Isabelle Merle dipinge un quadro di rivoltosi “molto giovani”, di età compresa tra i 14 e i 16 anni, “che hanno abbandonato la scuola” e “supervisionati in modo inadeguato con un’offerta educativa insufficiente”. Mentre la ricercatrice sottolinea l’importanza del Régiment de Service Militaire Adapté nella loro integrazione, sottolinea anche la loro mancanza di prospettive: “non hanno nulla da perdere”.
Ignorati gli appelli alla calma
In risposta, diversi media locali hanno riferito che i residenti stanno organizzando milizie di quartiere in diverse aree di Nouméa.
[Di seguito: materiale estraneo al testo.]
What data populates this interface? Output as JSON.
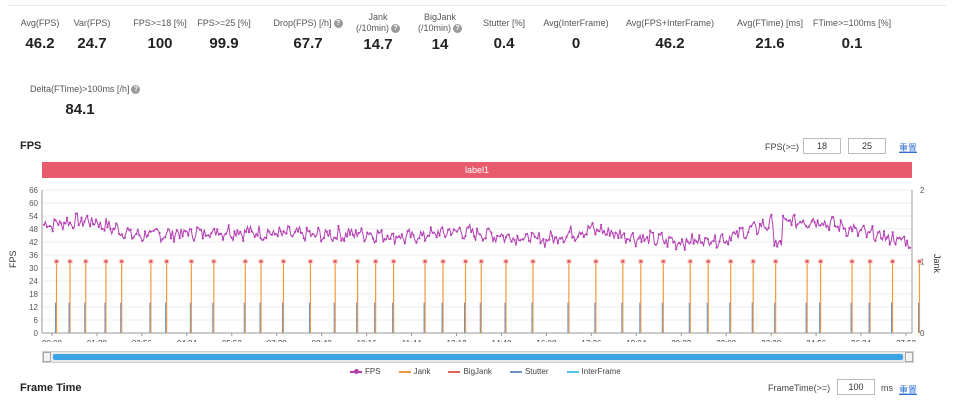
{
  "stats": [
    {
      "label": "Avg(FPS)",
      "value": "46.2"
    },
    {
      "label": "Var(FPS)",
      "value": "24.7"
    },
    {
      "label": "FPS>=18 [%]",
      "value": "100"
    },
    {
      "label": "FPS>=25 [%]",
      "value": "99.9"
    },
    {
      "label": "Drop(FPS) [/h]",
      "value": "67.7",
      "help": true
    },
    {
      "label": "Jank",
      "label2": "(/10min)",
      "value": "14.7",
      "help": true
    },
    {
      "label": "BigJank",
      "label2": "(/10min)",
      "value": "14",
      "help": true
    },
    {
      "label": "Stutter [%]",
      "value": "0.4"
    },
    {
      "label": "Avg(InterFrame)",
      "value": "0"
    },
    {
      "label": "Avg(FPS+InterFrame)",
      "value": "46.2"
    },
    {
      "label": "Avg(FTime) [ms]",
      "value": "21.6"
    },
    {
      "label": "FTime>=100ms [%]",
      "value": "0.1"
    },
    {
      "label": "Delta(FTime)>100ms [/h]",
      "value": "84.1",
      "help": true
    }
  ],
  "fps_section": {
    "title": "FPS",
    "threshold_label": "FPS(>=)",
    "threshold_low": "18",
    "threshold_high": "25",
    "reset_link": "重置",
    "label_bar": "label1"
  },
  "frame_section": {
    "title": "Frame Time",
    "threshold_label": "FrameTime(>=)",
    "threshold_value": "100",
    "unit": "ms",
    "reset_link": "重置"
  },
  "colors": {
    "fps": "#b33fb3",
    "jank": "#f09a3e",
    "bigjank": "#e0625a",
    "stutter": "#7090c8",
    "interframe": "#4fc3e8",
    "labelbar": "#e95b6c"
  },
  "chart_data": {
    "type": "line",
    "ylabel": "FPS",
    "y2label": "Jank",
    "ylim": [
      0,
      66
    ],
    "yticks": [
      0,
      6,
      12,
      18,
      24,
      30,
      36,
      42,
      48,
      54,
      60,
      66
    ],
    "y2lim": [
      0,
      2
    ],
    "y2ticks": [
      0,
      1,
      2
    ],
    "xticks": [
      "00:00",
      "01:28",
      "02:56",
      "04:24",
      "05:52",
      "07:20",
      "08:48",
      "10:16",
      "11:44",
      "13:12",
      "14:40",
      "16:08",
      "17:36",
      "19:04",
      "20:32",
      "22:00",
      "23:28",
      "24:56",
      "26:24",
      "27:52"
    ],
    "legend": [
      "FPS",
      "Jank",
      "BigJank",
      "Stutter",
      "InterFrame"
    ],
    "series": [
      {
        "name": "FPS",
        "shape_by_tick": [
          50,
          52,
          45,
          46,
          47,
          46,
          45,
          46,
          44,
          47,
          45,
          43,
          48,
          44,
          42,
          44,
          51,
          52,
          46,
          42
        ],
        "jitter_amplitude": 3
      },
      {
        "name": "Jank",
        "events_by_tick_fraction": [
          0.1,
          0.4,
          0.75,
          1.2,
          1.55,
          2.2,
          2.55,
          3.1,
          3.6,
          4.3,
          4.65,
          5.15,
          5.75,
          6.3,
          6.8,
          7.2,
          7.6,
          8.3,
          8.7,
          9.2,
          9.55,
          10.1,
          10.7,
          11.5,
          12.1,
          12.7,
          13.1,
          13.6,
          14.2,
          14.6,
          15.1,
          15.6,
          16.1,
          16.8,
          17.1,
          17.8,
          18.2,
          18.7,
          19.3
        ],
        "value": 1
      }
    ]
  }
}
In una dichiarazione pubblicata in mattinata, il Front de libération national kanak et socialiste (FLNKS) ha chiesto di “placare gli animi” dopo le violenze, in seguito alle dichiarazioni di importanti personalità pro-indipendenza.
Lunedì 13 maggio, il presidente del gruppo Union Calédonienne (UC) – FLNKS al Congresso, Pierre-Chanel Tutugoro, ha invitato i rivoltosi a “calmarsi”, come riportato da La 1ère, e ha sottolineato le discussioni in corso a livello locale: “È nostra responsabilità affrontare le questioni che riguardano il Paese per evitare che le strade prendano il sopravvento”.
Jean-Pierre Djaïwé, leader del gruppo Union Nationale pour l’Indépendance (UNI) al Congresso, si è rammaricato del fatto che le azioni in corso non mirano più “a raggiungere un risultato politico, ma in definitiva a peggiorare le cose”. Ha ricordato l’appello di Emmanuel Macron per i colloqui a Parigi, vedendo in questo un’opportunità.
Però non sembra che questi partiti indipendentisti tradizionali abbiano più molta presa su giovani che non rispondono più a nessuno e che hanno preso la proposta di allargamento della base elettorale, comunque ancora in discussione, solo come un preptesto per una rivolta.
Nella tarda mattinata di oggi (mercoledì 15 maggio), i gruppi politici della Nuova Caledonia – UC-FLNKS, UNI, Lealisti, Rassemblement ed Éveil océanien – hanno rilasciato una dichiarazione congiunta in cui si invita la popolazione a “calmarsi e ad essere ragionevole”. Hanno inoltre espresso la convinzione che attraverso il “dialogo” e la “resilienza” sarà possibile “uscire collettivamente da questa situazione”.